Loi sur l’extension des limites de Paris

Les nouvelles limites retenues pour Paris sont les anciennes fortifications de Thiers.
« Les limites de Paris sont portées jusqu’au pied du glacis de l’enceinte fortifiée ».

L’enceinte de Thiers: construite de 1841 à 1844, 7802 hectares. L’enceinte recouvrait à peu près les boulevards des Maréchaux actuels, avec un glacis s’étendant jusqu’à l’emplacement du boulevard périphérique.

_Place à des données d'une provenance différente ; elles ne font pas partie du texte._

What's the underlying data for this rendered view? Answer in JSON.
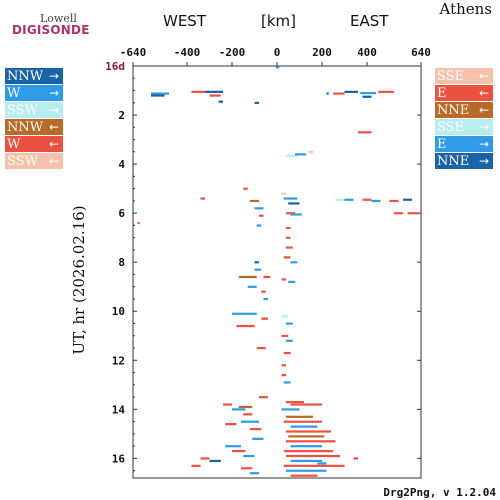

Cette enceinte de 33 kilomètres était constituée de 94 bastions, 17 portes, 23 barrières, 8 passages de chemins de fer, 5 passages de rivières ou canaux et 8 poternes, formant un anneau non constructible de 300 m de large, l’ensemble doublé par 16 forts détachés

source: Paris Gen Web

(Enceinte de Thiers)

Les événements de 1814 et 1815 avaient démontré la nécessité de fortifier la capitale. Une Commission de Défense du Territoire fut chargée « de présenter ses vues sur le meilleur système de défense ». Le 18 juillet 1820, elle conclut à la nécessité de mettre Paris en état de défense […]
Mais ce n’est qu’en 1840, suite au traité qui excluait la France de l’Union Européenne, qu’Adolphe Thiers, alors chef du gouvernement, voulant assurer Paris contre les éventualités d’une nouvelle invasion, fit déclarer d’utilité publique et d’urgence la construction de cette septième enceinte. Le traité fut signé le 15 juillet 1840. […]
Où allait-on établir cette fortification ? Le projet excluait toute idée de lui faire suivre les actuelles limites communales des Fermiers Généraux, c’était impossible au milieu des quartiers habités. Il fallait la repousser dans le département de la Seine, au-delà des communes limitrophes de Paris ; Auteuil, Passy, les Batignolles, Montmartre, La Chapelle, Charonne, Bercy, Vaugirard et Grenelle seront donc inclus dans la limite militaire et non dans la limite administrative.
Résultait une gigantesque couronne elliptique de près de 34 km, sur une largeur de 140 m couvrant le rempart, son fossé et glacis, soit une surface de 4 962 641 m² de bois, terres de culture, jardins, marais, et enclos bâtis.
L’article 8 prévoyait en outre une zone « non aedificandi » (où il était interdit de bâtir) de 250 m en avant du fossé.
L’article 9 spécifiait : « les limites actuelles de l’octroi de la ville de Paris ne pourront changer qu’en vertu d’une loi spéciale ». […]

(Loi du 26 mai 1859)

L’octroi, agissant aux 56 anciennes barrières du mur des Fermiers Généraux, est supprimé suite à un projet de loi adopté le 26 mai 1859 par la Chambre de Députés et rendu effectif le 1er janvier 1860. Il est reporté jusqu’au pied du glacis des fortifications de Thiers, la ceinture militaire se confondant ainsi avec la ceinture administrative et les portes d’entrées cumulant la fonction de postes d’octroi.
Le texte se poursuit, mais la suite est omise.